E-mail: [email protected]
Abstract: A DC/DC converter is a vital component for offshore DC grids, in which a medium frequency transformer (MFT) is the
main element. Therefore, it is necessary to optimise the core material and the design method so that the loss of the MFT would be reduced. In this study, the multi-objective genetic algorithm is proposed, by which two MFTs with different core materials are both optimised. The magnetic flux density of the transformer core and the current density of the windings are introduced as the optimised variables. Also, the key equations for transformer design are put forward as the objective functions. Moreover, with constant iteration of the process of segmentation, parallel selection, mergence, recombination and variation, the Pareto optimal solution is determined. Furthermore, to verify the optimisation results, the temperature field and electric strength of the amorphous alloy MFT are calculated and simulated by finite-element analysis. Finally, a MFT prototype with an amorphous alloy core is built, and the experiment is carried out.
1 Introduction
The European Union and China both have ambitious plans for renewable energy exploitation. Only the offshore wind power would provide an amazing magnitude [1–3]. The new transmission grid is required, and also the DC transmission technology. Recently, a pure DC transmission grid is proposed for a large scale offshore wind farm [4–6], shown in Fig. 1, which exhibits good
features of low investment cost, low power transmission loss, no offshore operation platform and no reactive power compensation device. Therefore, it is considered as a promising technique for power transmission of an offshore wind farm, in which, large capacity DC/DC converters are the vital components. The DC/DC converter not only plays a role to boost the DC voltage in the wind turbine side to a required voltage level but also adjusts the voltage and current in real time to maintain the system stable.
A multi-level type DC/DC converter is the trend. In Fig. 2, a full bridge DC/DC converter is shown, which is composed of a three level converter, a medium frequency transformer (MFT) and an output rectifier. Obviously, the MFT is a key element. Its loss and efficiency directly affect the efficiency of the power transmission. Therefore, it is necessary to optimise the core material and design of the transformer. Since the magnetic flux density of the magnetic core Bm and the current density of the
winding j would directly affect the loss and efficiency, the optimisation of the MFT is an essence of a multi-objective and multi-variable optimisation problem [7].
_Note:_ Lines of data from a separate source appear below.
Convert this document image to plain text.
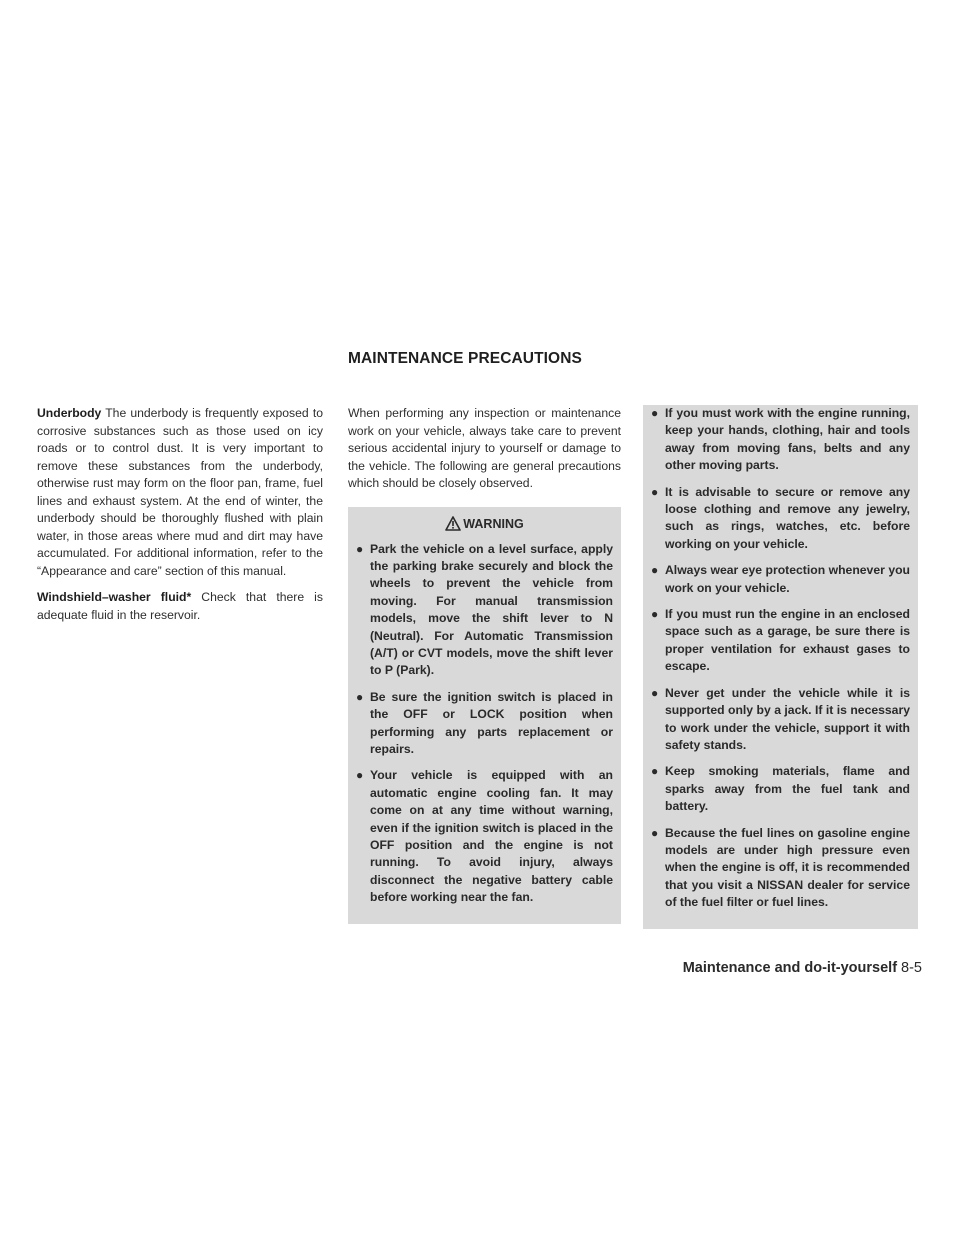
MAINTENANCE PRECAUTIONS

Underbody The underbody is frequently exposed to corrosive substances such as those used on icy roads or to control dust. It is very important to remove these substances from the underbody, otherwise rust may form on the floor pan, frame, fuel lines and exhaust system. At the end of winter, the underbody should be thoroughly flushed with plain water, in those areas where mud and dirt may have accumulated. For additional information, refer to the “Appearance and care” section of this manual.

Windshield–washer fluid* Check that there is adequate fluid in the reservoir.

When performing any inspection or maintenance work on your vehicle, always take care to prevent serious accidental injury to yourself or damage to the vehicle. The following are general precautions which should be closely observed.

WARNING
● Park the vehicle on a level surface, apply the parking brake securely and block the wheels to prevent the vehicle from moving. For manual transmission models, move the shift lever to N (Neutral). For Automatic Transmission (A/T) or CVT models, move the shift lever to P (Park).
● Be sure the ignition switch is placed in the OFF or LOCK position when performing any parts replacement or repairs.
● Your vehicle is equipped with an automatic engine cooling fan. It may come on at any time without warning, even if the ignition switch is placed in the OFF position and the engine is not running. To avoid injury, always disconnect the negative battery cable before working near the fan.
● If you must work with the engine running, keep your hands, clothing, hair and tools away from moving fans, belts and any other moving parts.
● It is advisable to secure or remove any loose clothing and remove any jewelry, such as rings, watches, etc. before working on your vehicle.
● Always wear eye protection whenever you work on your vehicle.
● If you must run the engine in an enclosed space such as a garage, be sure there is proper ventilation for exhaust gases to escape.
● Never get under the vehicle while it is supported only by a jack. If it is necessary to work under the vehicle, support it with safety stands.
● Keep smoking materials, flame and sparks away from the fuel tank and battery.
● Because the fuel lines on gasoline engine models are under high pressure even when the engine is off, it is recommended that you visit a NISSAN dealer for service of the fuel filter or fuel lines.
Maintenance and do-it-yourself 8-5
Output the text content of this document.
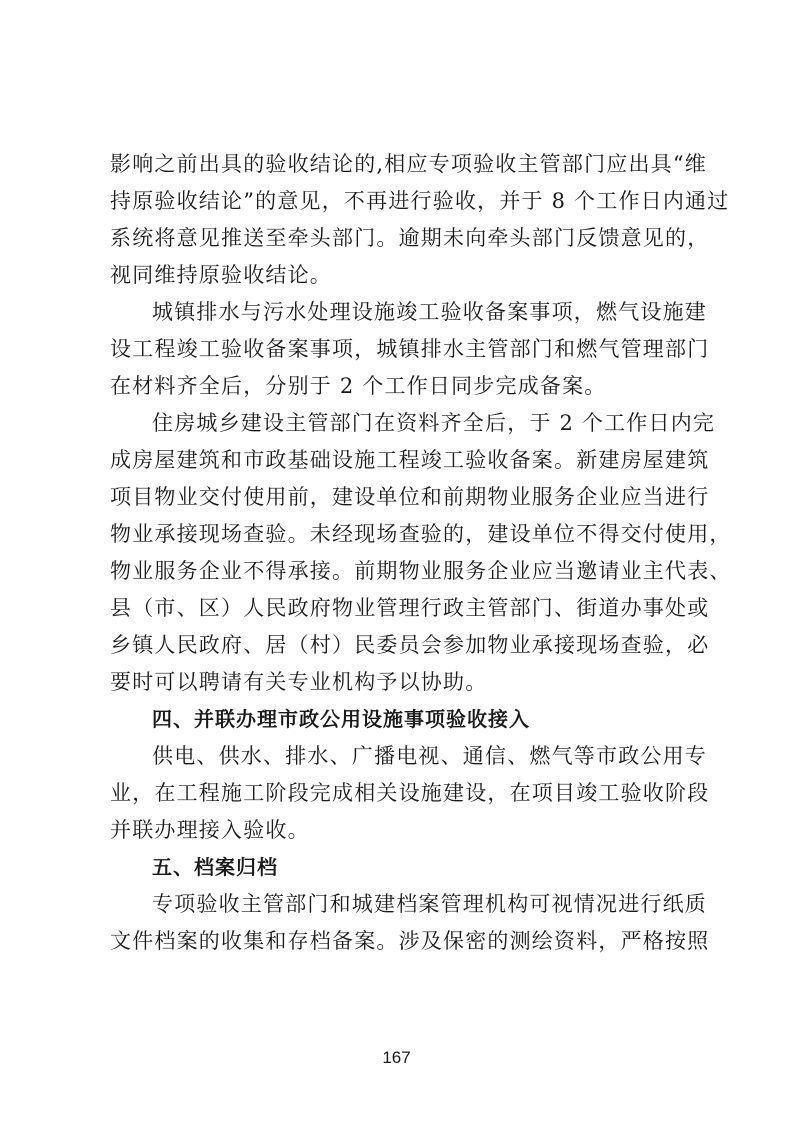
影响之前出具的验收结论的,相应专项验收主管部门应出具“维
持原验收结论”的意见，不再进行验收，并于 8 个工作日内通过
系统将意见推送至牵头部门。逾期未向牵头部门反馈意见的，
视同维持原验收结论。
城镇排水与污水处理设施竣工验收备案事项，燃气设施建
设工程竣工验收备案事项，城镇排水主管部门和燃气管理部门
在材料齐全后，分别于 2 个工作日同步完成备案。
住房城乡建设主管部门在资料齐全后，于 2 个工作日内完
成房屋建筑和市政基础设施工程竣工验收备案。新建房屋建筑
项目物业交付使用前，建设单位和前期物业服务企业应当进行
物业承接现场查验。未经现场查验的，建设单位不得交付使用，
物业服务企业不得承接。前期物业服务企业应当邀请业主代表、
县（市、区）人民政府物业管理行政主管部门、街道办事处或
乡镇人民政府、居（村）民委员会参加物业承接现场查验，必
要时可以聘请有关专业机构予以协助。
四、并联办理市政公用设施事项验收接入
供电、供水、排水、广播电视、通信、燃气等市政公用专
业，在工程施工阶段完成相关设施建设，在项目竣工验收阶段
并联办理接入验收。
五、档案归档
专项验收主管部门和城建档案管理机构可视情况进行纸质
文件档案的收集和存档备案。涉及保密的测绘资料，严格按照
167
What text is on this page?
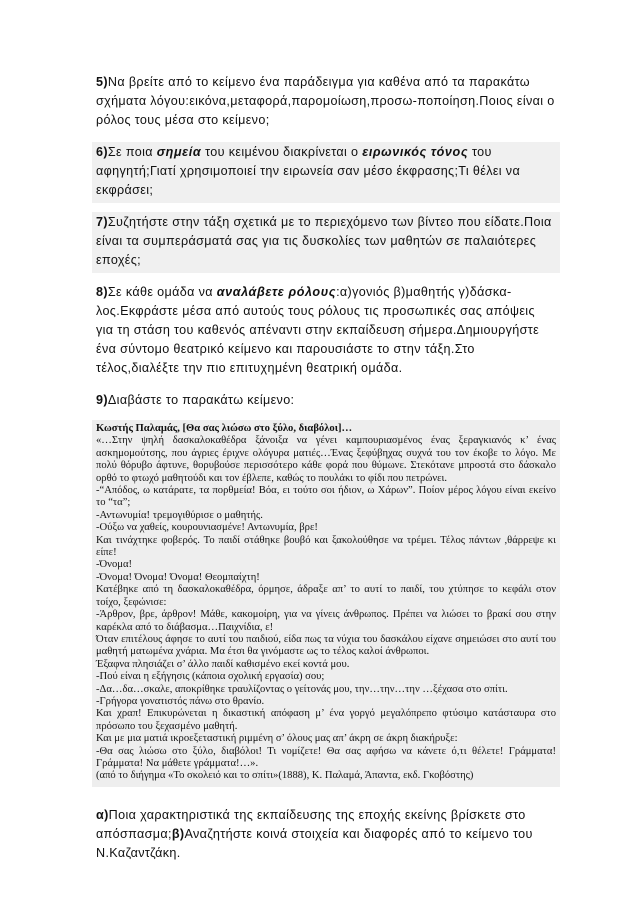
5)Να βρείτε από το κείμενο ένα παράδειγμα για καθένα από τα παρακάτω σχήματα λόγου:εικόνα,μεταφορά,παρομοίωση,προσω-ποποίηση.Ποιος είναι ο ρόλος τους μέσα στο κείμενο;

6)Σε ποια σημεία του κειμένου διακρίνεται ο ειρωνικός τόνος του αφηγητή;Γιατί χρησιμοποιεί την ειρωνεία σαν μέσο έκφρασης;Τι θέλει να εκφράσει;

7)Συζητήστε στην τάξη σχετικά με το περιεχόμενο των βίντεο που είδατε.Ποια είναι τα συμπεράσματά σας για τις δυσκολίες των μαθητών σε παλαιότερες εποχές;

8)Σε κάθε ομάδα να αναλάβετε ρόλους:α)γονιός β)μαθητής γ)δάσκα-λος.Εκφράστε μέσα από αυτούς τους ρόλους τις προσωπικές σας απόψεις για τη στάση του καθενός απέναντι στην εκπαίδευση σήμερα.Δημιουργήστε ένα σύντομο θεατρικό κείμενο και παρουσιάστε το στην τάξη.Στο τέλος,διαλέξτε την πιο επιτυχημένη θεατρική ομάδα.

9)Διαβάστε το παρακάτω κείμενο:

Κωστής Παλαμάς, [Θα σας λιώσω στο ξύλο, διαβόλοι]…
«…Στην ψηλή δασκαλοκαθέδρα ξάνοιξα να γένει καμπουριασμένος ένας ξεραγκιανός κ’ ένας ασκημομούτσης, που άγριες έριχνε ολόγυρα ματιές…Ένας ξεφύβηχας συχνά του τον έκοβε το λόγο. Με πολύ θόρυβο άφτυνε, θορυβούσε περισσότερο κάθε φορά που θύμωνε. Στεκότανε μπροστά στο δάσκαλο ορθό το φτωχό μαθητούδι και τον έβλεπε, καθώς το πουλάκι το φίδι που πετρώνει.
-“Απόδος, ω κατάρατε, τα πορθμεία! Βόα, ει τούτο σοι ήδιον, ω Χάρων”. Ποίον μέρος λόγου είναι εκείνο το “τα”;
-Αντωνυμία! τρεμογιθύρισε ο μαθητής.
-Ούξω να χαθείς, κουρουνιασμένε! Αντωνυμία, βρε!
Και τινάχτηκε φοβερός. Το παιδί στάθηκε βουβό και ξακολούθησε να τρέμει. Τέλος πάντων ,θάρρεψε κι είπε!
-Όνομα!
-Όνομα! Όνομα! Όνομα! Θεομπαίχτη!
Κατέβηκε από τη δασκαλοκαθέδρα, όρμησε, άδραξε απ’ το αυτί το παιδί, του χτύπησε το κεφάλι στον τοίχο, ξεφώνισε:
-Άρθρον, βρε, άρθρον! Μάθε, κακομοίρη, για να γίνεις άνθρωπος. Πρέπει να λιώσει το βρακί σου στην καρέκλα από το διάβασμα…Παιχνίδια, ε!
Όταν επιτέλους άφησε το αυτί του παιδιού, είδα πως τα νύχια του δασκάλου είχανε σημειώσει στο αυτί του μαθητή ματωμένα χνάρια. Μα έτσι θα γινόμαστε ως το τέλος καλοί άνθρωποι.
Έξαφνα πλησιάζει σ’ άλλο παιδί καθισμένο εκεί κοντά μου.
-Πού είναι η εξήγησις (κάποια σχολική εργασία) σου;
-Δα…δα…σκαλε, αποκρίθηκε τραυλίζοντας ο γείτονάς μου, την…την…την …ξέχασα στο σπίτι.
-Γρήγορα γονατιστός πάνω στο θρανίο.
Και χραπ! Επικυρώνεται η δικαστική απόφαση μ’ ένα γοργό μεγαλόπρεπο φτύσιμο κατάσταυρα στο πρόσωπο του ξεχασμένο μαθητή.
Και με μια ματιά ικροεξεταστική ριμμένη σ’ όλους μας απ’ άκρη σε άκρη διακήρυξε:
-Θα σας λιώσω στο ξύλο, διαβόλοι! Τι νομίζετε! Θα σας αφήσω να κάνετε ό,τι θέλετε! Γράμματα! Γράμματα! Να μάθετε γράμματα!…».
(από το διήγημα «Το σκολειό και το σπίτι»(1888), Κ. Παλαμά, Άπαντα, εκδ. Γκοβόστης)

α)Ποια χαρακτηριστικά της εκπαίδευσης της εποχής εκείνης βρίσκετε στο απόσπασμα;β)Αναζητήστε κοινά στοιχεία και διαφορές από το κείμενο του Ν.Καζαντζάκη.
There are many different optimisation methods for transformer design. The Monte-Carlo method was firstly put forward [8], while the computation for optimal solution is huge. Another optimisation method called the improved Powell method was proposed for the optimisation design of the transformer [9]. It was pointed out that when the original design scheme was used as the initial point, the convergence speed was fast. Especially, when the number of optimised variables was more, the advantage was more obvious. The simulated annealing method [10] was also used to optimise the power transformer, which took the initial cost as the objective function. However, the initial selection and management problems of the control parameter T needed further research in the practical application. On the other hand, the cyclic variable method [11] was introduced to the optimisation design for the transformer, which judged all possible combinations of various variables and calculated the objective functions of all combinations satisfying the condition. Meanwhile, the objective functions were sorted by size to select the optimal solution. However, the method would take longer time when the number of variables was more and the range
Fig. 1 Pure DC grid for offshore wind farm
Fig. 2 Full bridge DC/DC converter
was larger. Therefore, some efforts are made to solve the problem of low-computation efficiency. The quantum behaved particle swarm optimisation algorithm was proposed [12], which studied the fixed value control strategy of the expansion contraction factor and the linear control strategy in the quantum behaved particle swarm. The quantum behaved particle swarm optimisation algorithm improved the efficiency of the transformer optimisation. Nevertheless, it was very easy to be trapped in local optimal solution if an appropriate parameter control strategy was not selected. Recently, a genetic algorithm was applied to the optimisation design of a power transformer [13], which could effectively find the global minimum point and the approximate global minimum point. With this method, a 250 kVA three phase high-temperature superconducting transformer is built [14].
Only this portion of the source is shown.